Perché mi piace rischiare. Mi piaceva molto la cosa che facevo, quando l'ho mollata. Sarebbe stata il mio destino. Non ho piani B, ma vorrei che quella roba fosse un piano A+. Mi piacerebbe, un giorno, poter lavorare con le macchine mentre faccio musica. Quel mondo mi piace molto, è la mia passione. Quando mi ha chiamato Honiro e mi hanno detto "Ok, ti prendiamo e puoi fare carriera" io ci ho pensato bene. Lavoravo su auto di lusso, andavo al mattino al lavoro e dicevo "Minchia, che figata". Non era una presa male, era un bella roba particolare. Sono i lavori belli! E Honiro mi ha detto di andare a Roma. E ho deciso di seguire la musica. Non avrò mai niente da perdere.

Valvonautag ti chiede: "In una tua intervista ho sentito props agli Oro Grezzo, dicendo come per te è importante che un artista sia real. Credi che sia più importante per un artista essere real o essere artisticamente valido?"
È quello che ti dicevo prima: viene prima l'artisticamente valido, e poi se sei real va bene. Puoi anche essere uno fortissimo a rappare che dice un sacco di minchiate, io non lo saprò mai perché non sono te. Però non posso dirti niente perché sai fare il tuo mestiere. Ma solitamente chi è real sa anche rappare bene, le due cose vanno insieme di solito. Loro sono un esempio, secondo me verranno capiti tra un anno o due perché sono troppo oltre. Guarda i Migos, ci hanno messo quattro o cinque anni prima di fare Culture. E poi continua: "Credi che le etichette facciano bene al rap? Credi che siano necessarie per mantenere la scena pulita o piuttosto che siano un ostacolo alla creatività e alla libertà degli artisti?"

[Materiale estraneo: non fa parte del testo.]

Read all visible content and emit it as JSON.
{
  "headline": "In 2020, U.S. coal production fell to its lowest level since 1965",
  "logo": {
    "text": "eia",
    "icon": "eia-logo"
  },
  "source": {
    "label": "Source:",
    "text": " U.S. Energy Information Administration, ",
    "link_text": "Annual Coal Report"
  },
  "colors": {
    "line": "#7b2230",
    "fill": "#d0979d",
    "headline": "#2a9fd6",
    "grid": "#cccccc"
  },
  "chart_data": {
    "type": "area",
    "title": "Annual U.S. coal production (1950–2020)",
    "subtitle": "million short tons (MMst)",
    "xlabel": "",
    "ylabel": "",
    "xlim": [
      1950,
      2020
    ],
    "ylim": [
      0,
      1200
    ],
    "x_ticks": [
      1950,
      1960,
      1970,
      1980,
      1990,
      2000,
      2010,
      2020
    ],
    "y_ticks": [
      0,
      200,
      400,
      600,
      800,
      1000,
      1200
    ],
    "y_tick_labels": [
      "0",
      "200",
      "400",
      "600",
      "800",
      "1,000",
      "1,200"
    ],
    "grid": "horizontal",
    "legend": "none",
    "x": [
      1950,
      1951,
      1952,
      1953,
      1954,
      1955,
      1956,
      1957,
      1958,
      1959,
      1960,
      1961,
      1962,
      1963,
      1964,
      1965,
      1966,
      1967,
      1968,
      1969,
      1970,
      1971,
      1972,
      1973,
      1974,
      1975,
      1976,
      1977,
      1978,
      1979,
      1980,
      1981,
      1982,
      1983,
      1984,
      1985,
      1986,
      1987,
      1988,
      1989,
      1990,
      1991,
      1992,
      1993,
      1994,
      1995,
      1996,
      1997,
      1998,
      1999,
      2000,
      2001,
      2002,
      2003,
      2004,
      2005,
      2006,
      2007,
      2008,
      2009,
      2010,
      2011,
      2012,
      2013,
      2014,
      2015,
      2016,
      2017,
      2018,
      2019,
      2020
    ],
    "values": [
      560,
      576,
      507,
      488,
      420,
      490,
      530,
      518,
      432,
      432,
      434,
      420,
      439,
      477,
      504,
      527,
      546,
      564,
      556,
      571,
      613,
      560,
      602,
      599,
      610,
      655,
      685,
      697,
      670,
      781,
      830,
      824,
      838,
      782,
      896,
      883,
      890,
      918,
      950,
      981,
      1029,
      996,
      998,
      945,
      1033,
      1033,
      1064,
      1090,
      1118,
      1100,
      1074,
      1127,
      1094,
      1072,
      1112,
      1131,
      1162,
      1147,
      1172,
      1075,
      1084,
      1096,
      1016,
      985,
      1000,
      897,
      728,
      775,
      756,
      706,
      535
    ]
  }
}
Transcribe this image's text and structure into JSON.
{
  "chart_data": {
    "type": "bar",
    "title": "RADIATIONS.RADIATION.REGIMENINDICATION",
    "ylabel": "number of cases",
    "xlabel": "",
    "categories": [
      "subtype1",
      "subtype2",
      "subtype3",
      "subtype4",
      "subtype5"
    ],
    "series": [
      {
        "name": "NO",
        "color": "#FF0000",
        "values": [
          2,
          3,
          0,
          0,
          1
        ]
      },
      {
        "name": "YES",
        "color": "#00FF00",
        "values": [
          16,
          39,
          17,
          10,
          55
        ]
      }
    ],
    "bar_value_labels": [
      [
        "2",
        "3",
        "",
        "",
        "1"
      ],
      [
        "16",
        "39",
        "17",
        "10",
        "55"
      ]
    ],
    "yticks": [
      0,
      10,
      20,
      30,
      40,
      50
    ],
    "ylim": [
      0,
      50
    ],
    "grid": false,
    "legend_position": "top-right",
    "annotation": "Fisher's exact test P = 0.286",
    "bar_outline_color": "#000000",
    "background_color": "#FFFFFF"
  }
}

No. Una volta c'era questa idea cui le etichette ti portavano a essere considerato come venduto e commerciale. Le etichette sono fatte per valorizzare gli artisti, non è che prendi un artista e lo snaturi. Universal mi prende perché faccio la mia roba e perché ho i miei fan. Il mercato oggi è molto più di cultura rispetto a una volta, ci si appassiona al trip di un artista. L'obiettivo è fare arrivare il tuo punto di vista a tutti quanti.

Che poi puoi essere accessibile anche senza snaturarti. Per me si sente benissimo in pezzi come "Malibu", "Mamacita" e "Drive By".
Quello che secondo me manca ancora all'Italia, nonostante abbiamo fatto passi da gigante a livello di cultura rap e hip-hop negli ultimi anni, è una percezione diversa del rapper. Passano pezzi in radio, ma non ancora a stecca come in America. E non esistono ancora programmi TV che invitino i rapper e li trattino come un artista italiano va trattato. Guarda la Pausini, esce il disco e ne parlano tutti per tre settimane. Vero. Ci sarebbe bisogno di programmi TV in cui il rapper non è la macchietta, il rapper personaggio, ma è solo se stesso.
Sì, infatti. "Guarda, è arrivato il rapper". Un rapper deve essere importante quanto un attore o un cantante. Noi siamo cantautori. Il 90% del cantautorato italiano oggi è rap. Parliamo delle cose che viviamo, alla maniera nostra. Ogni anno facciamo passi da gigante a livello di pubblico, e anche noi riusciremo a far capire il nostro messaggio in maniera tranquilla. Bella chiara, ma con le nostre parole e il nostro sound, cambiando idea e mentalità alla gente. È quello il vero obiettivo.